Meet Johnny Alpha
Tripwire’s contributing writer Tim Hayes casts his eye over Rebellion’s Strontium Dog: Search & Destroy out now on digital and webshop-exclusive edition and in print in November…
Writer: John Wagner
Artists: Carlos Ezquerra & Brendan McCarthy
The 19 introductory episodes of Strontium Dog that appeared in Starlord during 1978 before that comic was folded into 2000AD have been reprinted before, but this latest repeat from Rebellion arrives after the 2018 death of artist Carlos Ezquerra, giving the book a feeling of testimonial to go with its historical record. A note of remembrance from the strip’s writer John Wagner points out again that Ezquerra felt more invested in Strontium Dog than Judge Dredd, which at the time had been taken on by others; and Wagner notes that he himself took a while to work out who the character of Strontium Dog Johnny Alpha really was. All of which makes these early strips feel more like an exhibition of Ezquerra’s own personal style than most of the other collaborations underway in the 2000AD family at the time.

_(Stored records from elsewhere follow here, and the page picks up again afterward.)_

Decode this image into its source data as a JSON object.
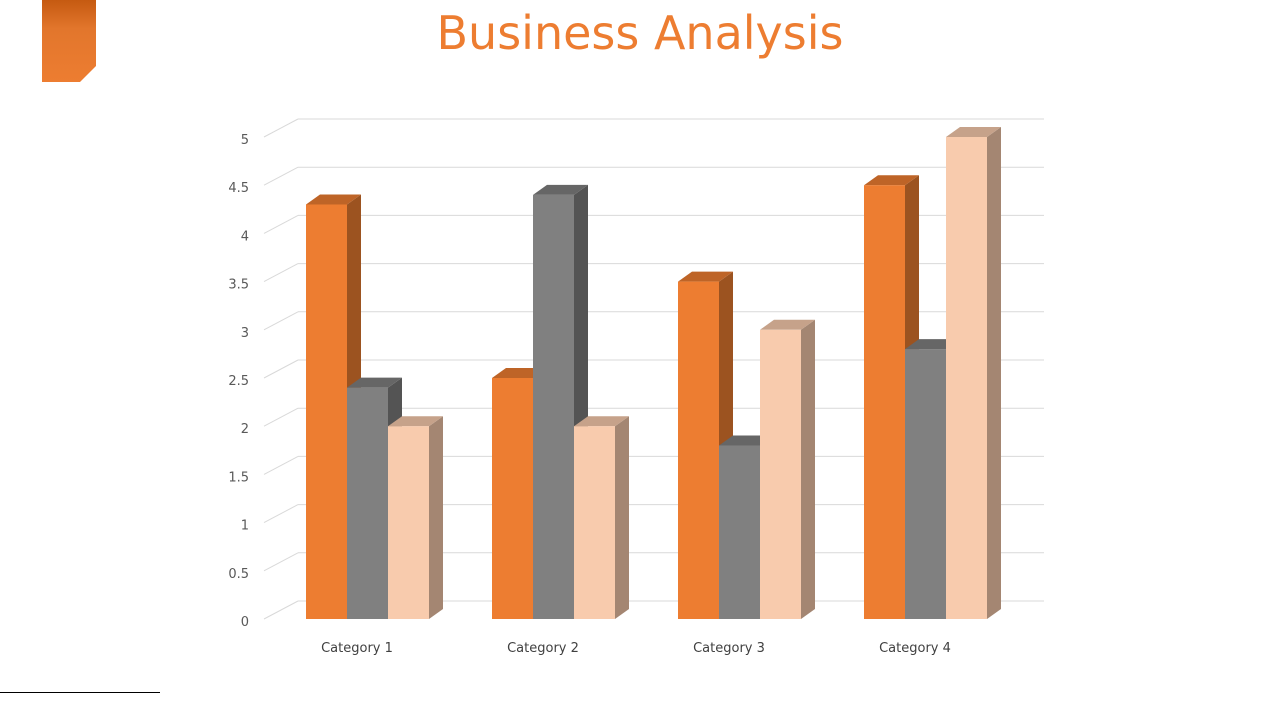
{
  "slide": {
    "title": "Business Analysis"
  },
  "colors": {
    "accent": "#ED7D31",
    "gray": "#808080",
    "peach": "#F8CBAD"
  },
  "chart_data": {
    "type": "bar",
    "title": "",
    "categories": [
      "Category 1",
      "Category 2",
      "Category 3",
      "Category 4"
    ],
    "series": [
      {
        "values": [
          4.3,
          2.5,
          3.5,
          4.5
        ],
        "color": "#ED7D31"
      },
      {
        "values": [
          2.4,
          4.4,
          1.8,
          2.8
        ],
        "color": "#808080"
      },
      {
        "values": [
          2.0,
          2.0,
          3.0,
          5.0
        ],
        "color": "#F8CBAD"
      }
    ],
    "ylim": [
      0,
      5
    ],
    "yticks": [
      "0",
      "0.5",
      "1",
      "1.5",
      "2",
      "2.5",
      "3",
      "3.5",
      "4",
      "4.5",
      "5"
    ],
    "grid": true,
    "legend": "none",
    "style": "3d-clustered-column"
  }
}
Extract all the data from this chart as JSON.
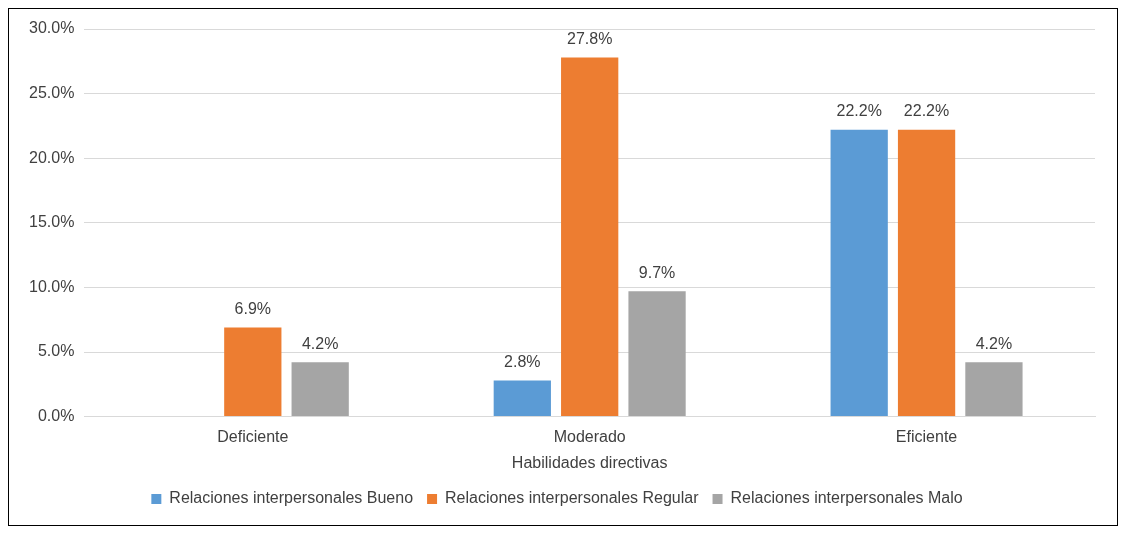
{
  "chart_data": {
    "type": "bar",
    "xlabel": "Habilidades directivas",
    "categories": [
      "Deficiente",
      "Moderado",
      "Eficiente"
    ],
    "series": [
      {
        "name": "Relaciones interpersonales Bueno",
        "color": "#5b9bd5",
        "values": [
          null,
          2.8,
          22.2
        ],
        "value_labels": [
          null,
          "2.8%",
          "22.2%"
        ]
      },
      {
        "name": "Relaciones interpersonales Regular",
        "color": "#ed7d31",
        "values": [
          6.9,
          27.8,
          22.2
        ],
        "value_labels": [
          "6.9%",
          "27.8%",
          "22.2%"
        ]
      },
      {
        "name": "Relaciones interpersonales Malo",
        "color": "#a5a5a5",
        "values": [
          4.2,
          9.7,
          4.2
        ],
        "value_labels": [
          "4.2%",
          "9.7%",
          "4.2%"
        ]
      }
    ],
    "ylim": [
      0,
      30
    ],
    "yticks": [
      {
        "value": 0,
        "label": "0.0%"
      },
      {
        "value": 5,
        "label": "5.0%"
      },
      {
        "value": 10,
        "label": "10.0%"
      },
      {
        "value": 15,
        "label": "15.0%"
      },
      {
        "value": 20,
        "label": "20.0%"
      },
      {
        "value": 25,
        "label": "25.0%"
      },
      {
        "value": 30,
        "label": "30.0%"
      }
    ],
    "grid": "y",
    "legend": "bottom"
  }
}
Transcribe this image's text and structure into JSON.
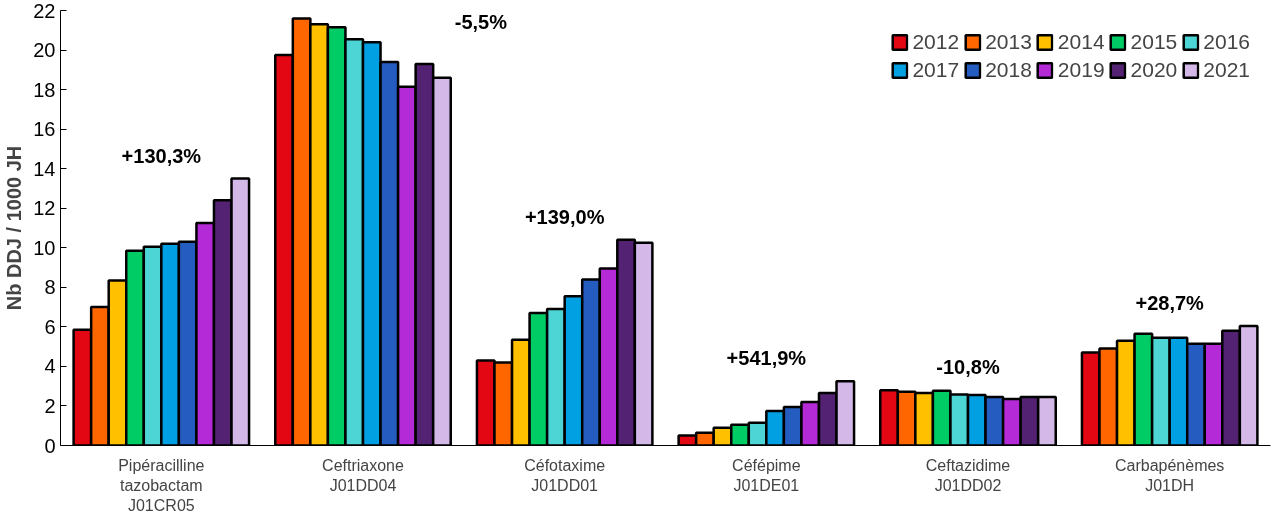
{
  "chart_data": {
    "type": "bar",
    "ylabel": "Nb DDJ / 1000 JH",
    "categories": [
      "Pipéracilline\ntazobactam\nJ01CR05",
      "Ceftriaxone\nJ01DD04",
      "Céfotaxime\nJ01DD01",
      "Céfépime\nJ01DE01",
      "Ceftazidime\nJ01DD02",
      "Carbapénèmes\nJ01DH"
    ],
    "series": [
      {
        "name": "2012",
        "color": "#e30613",
        "values": [
          5.85,
          19.75,
          4.3,
          0.5,
          2.8,
          4.7
        ]
      },
      {
        "name": "2013",
        "color": "#ff6600",
        "values": [
          7.0,
          21.6,
          4.2,
          0.65,
          2.72,
          4.9
        ]
      },
      {
        "name": "2014",
        "color": "#ffc000",
        "values": [
          8.35,
          21.3,
          5.35,
          0.9,
          2.65,
          5.3
        ]
      },
      {
        "name": "2015",
        "color": "#00cc66",
        "values": [
          9.85,
          21.15,
          6.7,
          1.05,
          2.77,
          5.65
        ]
      },
      {
        "name": "2016",
        "color": "#4dd5d5",
        "values": [
          10.05,
          20.55,
          6.9,
          1.15,
          2.58,
          5.45
        ]
      },
      {
        "name": "2017",
        "color": "#00a0e3",
        "values": [
          10.2,
          20.4,
          7.55,
          1.75,
          2.55,
          5.45
        ]
      },
      {
        "name": "2018",
        "color": "#255cbf",
        "values": [
          10.3,
          19.4,
          8.4,
          1.95,
          2.45,
          5.15
        ]
      },
      {
        "name": "2019",
        "color": "#b32ad6",
        "values": [
          11.25,
          18.15,
          8.95,
          2.2,
          2.35,
          5.15
        ]
      },
      {
        "name": "2020",
        "color": "#532273",
        "values": [
          12.4,
          19.3,
          10.4,
          2.65,
          2.45,
          5.8
        ]
      },
      {
        "name": "2021",
        "color": "#d4b8e8",
        "values": [
          13.5,
          18.6,
          10.25,
          3.25,
          2.45,
          6.05
        ]
      }
    ],
    "ylim": [
      0,
      22
    ],
    "yticks": [
      0,
      2,
      4,
      6,
      8,
      10,
      12,
      14,
      16,
      18,
      20,
      22
    ],
    "grid": false,
    "legend": "top right",
    "annotations": [
      "+130,3%",
      "-5,5%",
      "+139,0%",
      "+541,9%",
      "-10,8%",
      "+28,7%"
    ]
  }
}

Several other strips in Starlord were thick with apocalyptic Cold War dread, but Strontium Dog would have been familiar to any young reader catching a Spaghetti Western on TV. It’s got bounty hunters, sidearms, ethnic accents, lynchings, saloons, homesteads and marauding bandits, plus a protagonist with the perfect Clint Eastwood stare. And it’s got bigotry and prejudice, directed at Johnny Alpha and mutants like him by normal humans who begrudgingly thank him when he saves their skins, before going straight back to shunning him. Even Johnny’s sister tearfully asks him to leave, after he rescues his niece from a reality-warping mutant with a grudge.
Johnny Alpha’s most serious adventures came later and these early stories get more frivolous as the series goes on – eventually his quarries include a giant brain in a jar plotting a musical performance of Oklahoma – although Ezquerra’s art stays singularly individual. The Spanish comics art tradition of shading and tone and fluid lines is in there, although in Ezquerra’s case it butts up against harsher, thick pulses of ink, and faces looking as weathered as a sandstone pillar. His creations are hardly ever conventional beauties, adding to the pathos of characters who are only handsome on the inside; but all of Ezquerra’s grotesques have honour.
This reprint, available digitally now with a print edition due later in the year, does include other artists too. An early-career Brendan McCarthy draws a couple of stories, his drastic use of colour already developing fast; and one episode by an equally early-career Keith Page wanders so far from the Ezquerra model that it almost taps into a US underground comix vein, a strident anti-war parable with a strong hint of Vietnam War hangover. But Strontium Dog, the strip and the character, can’t be easily separated from Carlos Ezquerra, caught here in the early stages of becoming indispensable to the British comics industry and putting down roots that are still there.